All looked at the stranger-sons; they stood side by side, awe-struck, motionless, depressed. The old do not easily shed tears, but there was something in the demeanour of both these old men that was felt to tell of no common emotion. One of them seemed unable to look down into the grave at all, he kept his eyes and his face lifted up. The other, as little Peter stood crying by his side, put his hand down and let it rest on the child’s uncovered head, as if to quiet and comfort him.

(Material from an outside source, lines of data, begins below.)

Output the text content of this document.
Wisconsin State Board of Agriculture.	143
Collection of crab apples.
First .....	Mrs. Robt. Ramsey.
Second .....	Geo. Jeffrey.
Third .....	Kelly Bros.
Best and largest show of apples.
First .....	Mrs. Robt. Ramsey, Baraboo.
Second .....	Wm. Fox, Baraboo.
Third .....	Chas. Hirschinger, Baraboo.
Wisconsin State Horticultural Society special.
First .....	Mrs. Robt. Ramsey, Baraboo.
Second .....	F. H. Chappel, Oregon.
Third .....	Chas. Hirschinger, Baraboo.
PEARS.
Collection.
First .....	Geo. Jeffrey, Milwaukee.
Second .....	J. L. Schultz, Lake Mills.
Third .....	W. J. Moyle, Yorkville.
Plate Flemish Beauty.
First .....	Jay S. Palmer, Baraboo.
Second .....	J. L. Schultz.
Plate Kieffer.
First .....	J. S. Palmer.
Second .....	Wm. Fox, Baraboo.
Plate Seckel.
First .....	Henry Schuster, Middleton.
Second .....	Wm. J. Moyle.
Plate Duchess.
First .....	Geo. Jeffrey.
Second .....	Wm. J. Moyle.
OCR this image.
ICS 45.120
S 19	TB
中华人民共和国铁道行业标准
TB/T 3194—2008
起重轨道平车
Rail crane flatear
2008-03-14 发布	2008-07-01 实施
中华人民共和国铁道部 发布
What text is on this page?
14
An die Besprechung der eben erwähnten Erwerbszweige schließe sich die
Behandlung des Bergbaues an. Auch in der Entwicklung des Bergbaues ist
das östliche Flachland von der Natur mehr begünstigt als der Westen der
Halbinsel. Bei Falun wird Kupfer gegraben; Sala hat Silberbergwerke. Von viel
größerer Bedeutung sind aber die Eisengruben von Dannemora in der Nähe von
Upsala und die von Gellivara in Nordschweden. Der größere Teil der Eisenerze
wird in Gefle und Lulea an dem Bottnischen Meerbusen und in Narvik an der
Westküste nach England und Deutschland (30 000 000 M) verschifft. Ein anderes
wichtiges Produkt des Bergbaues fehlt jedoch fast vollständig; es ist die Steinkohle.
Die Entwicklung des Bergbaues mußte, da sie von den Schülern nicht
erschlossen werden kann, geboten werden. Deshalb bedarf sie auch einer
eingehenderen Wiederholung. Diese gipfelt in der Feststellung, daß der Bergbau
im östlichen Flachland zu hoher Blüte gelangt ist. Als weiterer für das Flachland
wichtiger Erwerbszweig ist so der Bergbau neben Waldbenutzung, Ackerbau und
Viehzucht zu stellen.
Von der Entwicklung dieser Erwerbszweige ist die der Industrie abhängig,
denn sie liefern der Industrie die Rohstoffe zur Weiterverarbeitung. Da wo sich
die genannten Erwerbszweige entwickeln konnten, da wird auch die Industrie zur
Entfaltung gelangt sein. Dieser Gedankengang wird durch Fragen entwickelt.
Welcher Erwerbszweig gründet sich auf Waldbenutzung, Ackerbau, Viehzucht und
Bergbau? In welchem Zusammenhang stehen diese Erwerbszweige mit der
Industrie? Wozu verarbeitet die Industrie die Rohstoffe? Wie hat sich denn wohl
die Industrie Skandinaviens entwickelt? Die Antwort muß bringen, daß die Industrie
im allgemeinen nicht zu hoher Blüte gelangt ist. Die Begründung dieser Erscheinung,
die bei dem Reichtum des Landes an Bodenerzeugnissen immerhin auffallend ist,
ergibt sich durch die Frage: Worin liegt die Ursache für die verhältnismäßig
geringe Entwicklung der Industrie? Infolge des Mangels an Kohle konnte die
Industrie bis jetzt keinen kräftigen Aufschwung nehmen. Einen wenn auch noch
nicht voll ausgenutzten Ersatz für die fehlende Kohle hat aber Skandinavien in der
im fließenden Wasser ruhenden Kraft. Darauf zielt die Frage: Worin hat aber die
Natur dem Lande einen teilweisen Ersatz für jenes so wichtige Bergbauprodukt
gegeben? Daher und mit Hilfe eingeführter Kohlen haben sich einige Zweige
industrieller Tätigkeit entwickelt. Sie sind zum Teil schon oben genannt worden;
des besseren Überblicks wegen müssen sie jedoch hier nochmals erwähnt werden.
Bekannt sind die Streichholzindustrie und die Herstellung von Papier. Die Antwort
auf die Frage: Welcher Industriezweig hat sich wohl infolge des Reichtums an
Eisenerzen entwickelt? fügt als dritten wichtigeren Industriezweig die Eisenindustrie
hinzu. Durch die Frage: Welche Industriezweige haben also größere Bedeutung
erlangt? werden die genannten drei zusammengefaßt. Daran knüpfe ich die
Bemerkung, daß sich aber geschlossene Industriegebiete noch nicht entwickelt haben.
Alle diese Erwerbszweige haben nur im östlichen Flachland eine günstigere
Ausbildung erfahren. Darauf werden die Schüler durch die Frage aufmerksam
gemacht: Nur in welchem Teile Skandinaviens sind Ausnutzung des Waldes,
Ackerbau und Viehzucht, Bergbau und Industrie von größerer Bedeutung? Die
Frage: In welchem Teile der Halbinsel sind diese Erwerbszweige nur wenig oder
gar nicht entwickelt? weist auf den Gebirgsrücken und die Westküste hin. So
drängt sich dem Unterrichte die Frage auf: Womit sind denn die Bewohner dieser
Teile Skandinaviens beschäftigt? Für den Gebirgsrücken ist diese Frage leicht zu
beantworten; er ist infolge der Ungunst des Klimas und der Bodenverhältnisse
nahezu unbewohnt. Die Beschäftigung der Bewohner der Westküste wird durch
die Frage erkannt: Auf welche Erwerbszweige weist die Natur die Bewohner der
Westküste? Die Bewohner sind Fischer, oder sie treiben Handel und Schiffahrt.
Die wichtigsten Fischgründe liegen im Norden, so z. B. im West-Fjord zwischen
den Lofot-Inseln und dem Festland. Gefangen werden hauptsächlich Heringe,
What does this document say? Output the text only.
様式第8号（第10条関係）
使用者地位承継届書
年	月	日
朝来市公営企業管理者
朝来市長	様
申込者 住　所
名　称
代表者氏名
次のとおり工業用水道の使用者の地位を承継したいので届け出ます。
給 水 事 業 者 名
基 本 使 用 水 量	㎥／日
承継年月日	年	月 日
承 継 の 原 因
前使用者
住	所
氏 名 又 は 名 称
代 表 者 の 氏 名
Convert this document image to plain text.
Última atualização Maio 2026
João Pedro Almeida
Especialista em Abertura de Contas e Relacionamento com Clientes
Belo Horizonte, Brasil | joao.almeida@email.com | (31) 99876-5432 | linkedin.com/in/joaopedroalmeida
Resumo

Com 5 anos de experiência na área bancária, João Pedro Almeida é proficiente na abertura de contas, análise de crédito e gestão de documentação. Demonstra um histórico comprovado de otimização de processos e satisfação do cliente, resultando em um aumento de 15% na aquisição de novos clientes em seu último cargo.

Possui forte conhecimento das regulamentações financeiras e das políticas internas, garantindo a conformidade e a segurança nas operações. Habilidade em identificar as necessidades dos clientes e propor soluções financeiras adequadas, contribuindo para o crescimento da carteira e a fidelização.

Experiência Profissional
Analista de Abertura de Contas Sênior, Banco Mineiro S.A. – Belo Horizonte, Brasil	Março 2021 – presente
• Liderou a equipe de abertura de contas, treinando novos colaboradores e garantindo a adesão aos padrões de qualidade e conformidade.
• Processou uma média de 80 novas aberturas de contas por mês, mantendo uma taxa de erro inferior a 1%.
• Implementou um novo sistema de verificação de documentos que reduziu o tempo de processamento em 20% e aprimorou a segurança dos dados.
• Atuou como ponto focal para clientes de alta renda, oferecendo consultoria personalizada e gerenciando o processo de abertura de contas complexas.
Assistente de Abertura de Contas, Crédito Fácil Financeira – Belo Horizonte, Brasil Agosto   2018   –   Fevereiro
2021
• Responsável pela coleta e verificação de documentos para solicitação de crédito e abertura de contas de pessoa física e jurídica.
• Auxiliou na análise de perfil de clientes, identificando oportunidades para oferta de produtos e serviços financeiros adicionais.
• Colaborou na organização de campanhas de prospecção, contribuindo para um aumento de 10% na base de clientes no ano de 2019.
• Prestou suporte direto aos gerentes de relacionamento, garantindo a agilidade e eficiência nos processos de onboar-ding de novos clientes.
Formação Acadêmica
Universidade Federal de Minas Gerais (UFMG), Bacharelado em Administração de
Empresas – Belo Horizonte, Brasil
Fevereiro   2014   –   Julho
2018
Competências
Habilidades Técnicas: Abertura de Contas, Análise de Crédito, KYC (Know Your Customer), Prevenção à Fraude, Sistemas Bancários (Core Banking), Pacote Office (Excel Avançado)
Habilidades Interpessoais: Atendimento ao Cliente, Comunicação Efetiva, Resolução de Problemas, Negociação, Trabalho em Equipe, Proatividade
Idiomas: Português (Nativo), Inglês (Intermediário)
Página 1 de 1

This little, half-unconscious action gave great umbrage to some of the spectators. “Hadn’t the dear child allers been the biggest comfort to his grandmother, and why indeed wasn’t he to cry as much as ever he liked? He had nothing to reproach himself with, and if he had had his rights, he would have been made chief mourner. Those that stood next the corpse had never been any comfort or pleasure to her, but that dear child had walked beside her to church ever since he had been old enough to go there himself.”